5. Inside the Istanbul Riots
Right now in Istanbul, the Turkish government has met some of its fiercest rioting in years. Cool Hunting friend and photo contributor, Ruediger Glatz, was there during the events in Taksim Gezi Parki and has created a slideshow of images depicting the myriad emotions faced during the city's tumultuous times. From those involved, to the reactions of passers-by and the changing face of the city's architecture, Glatz has captured a moment of history in all its forms.

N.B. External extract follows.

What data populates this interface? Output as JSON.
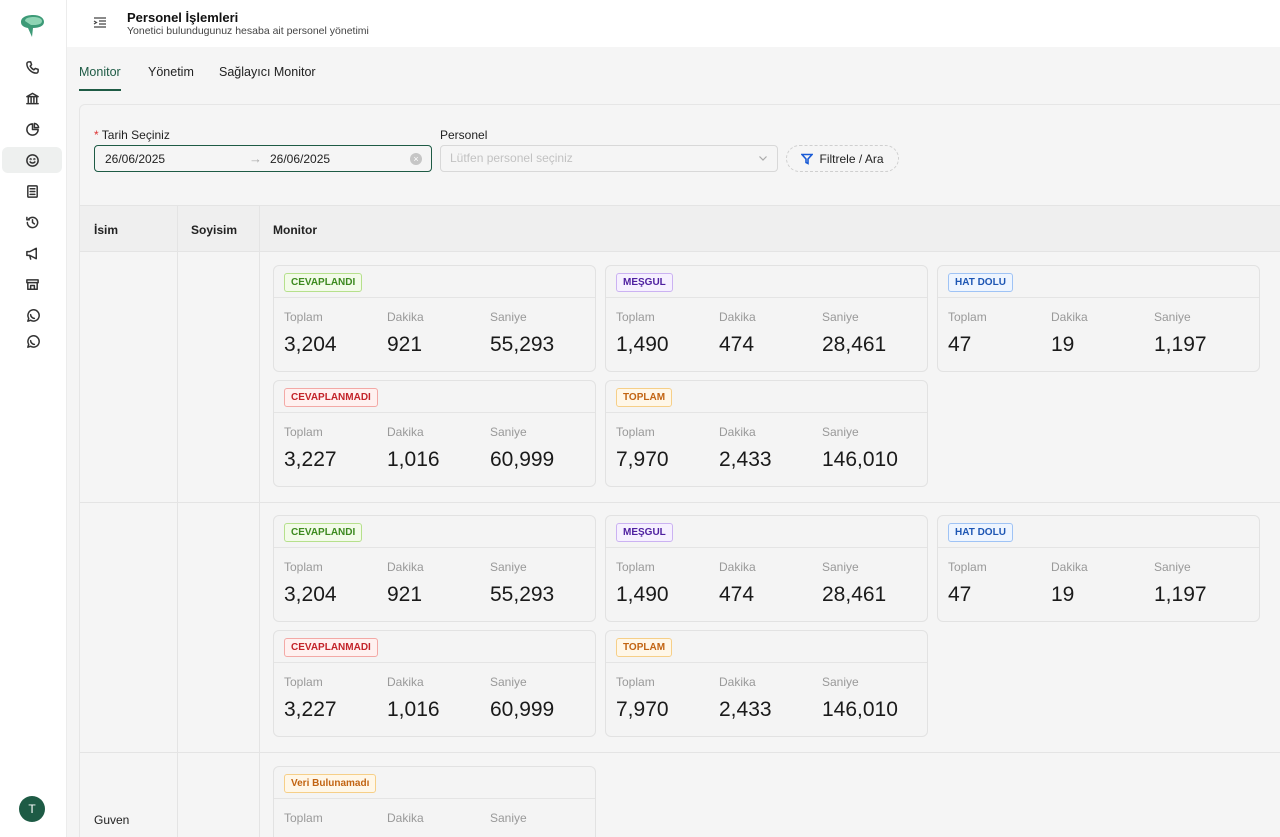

6. Danny Brown's Priorities
The biggest Detroit personality is at it again with his short on Pitchfork.tv. Check out the latest Over / Under to hear Danny Brown's evaluations of North Korea, bottle service, softcore porn and more. And for all you experienced cat-sitters out there, he's taking applications.
7. Street Sign 2.0
Featuring a traditional, point-to-the-destination design, this new data-driven street sign is anything but conventional. The sign sources data from a multitude of platforms, including social media and RSS feeds in a truly novel way. As the arrows change direction using GPS technology, the message on their respective screens also changes to convey a news event, Twitter trend or daily special at a restaurant nearby. With endless applications, expect to see these innovative street signs at events, parks and festivals in the coming months.
8. Jun Cha in Paris
LA-based tattoo artist Jun Cha recently spent two weeks in Paris for a pop-up tattoo studio, surrounding himself with the classical sources of his inspiration. Shot in black and white, the short documentary delves into the history behind Cha's monochromatic style and his interest in Renaissance art.
9. Cape Town in White
Despite being home to penguins, Cape Town is not the place for a snowman. A massive hail storm hit the South African city this week, leaving it uncharacteristically blanketed in white and giving it the appearance of a seaside winter wonderland. Photos from the storm, submitted throughout the city, reveal an unfamiliar contrast of palm trees and the brilliant landscape of Table Mountain with slushy streets and white rooftops. Meteorologists predict a cold winter for the Mother City, so keep an eye out for more bizarre photos of white-dusted palm trees.
If an image is worth sharing on social media, it's very likely also worth holding onto. At least Piccolo, a new photo printing and sharing service, believes so. The subscription service pulls your most shared images from the past month, prints them and delivers them to your doorstep—or to your parents' or grandparents'—making it easier than ever to remember special times and share them with friends and family.
11. Worst Job Ever
Think your job is tough? Turns out it's all relative. This simple infographic lays out the worst jobs in history by a four-condition matrix, from treacherous to tedious and difficult to disgusting. It's hard to say whether the tedium of mining virtual gold for gamers in China or gathering leaches in 19th century France would make for a better day at the office. Check out these peculiarly tough jobs and be glad you're not a human toilet in ancient Rome.
12. The Ice Bottle
Coca Cola Colombia has created a very literal solution to the best-served-ice-cold demand. The company has created a trial Coca Cola Ice Bottle for its South American consumers which melts away after consumption. The eco-friendly bottle is made of ice and comes with a red rubber sleeve that serves as a way to hold the bottle and not freeze your fingers while downing the classic soft drink. A brilliant but complicated venture, a successful production run sure would make summer a lot chiller.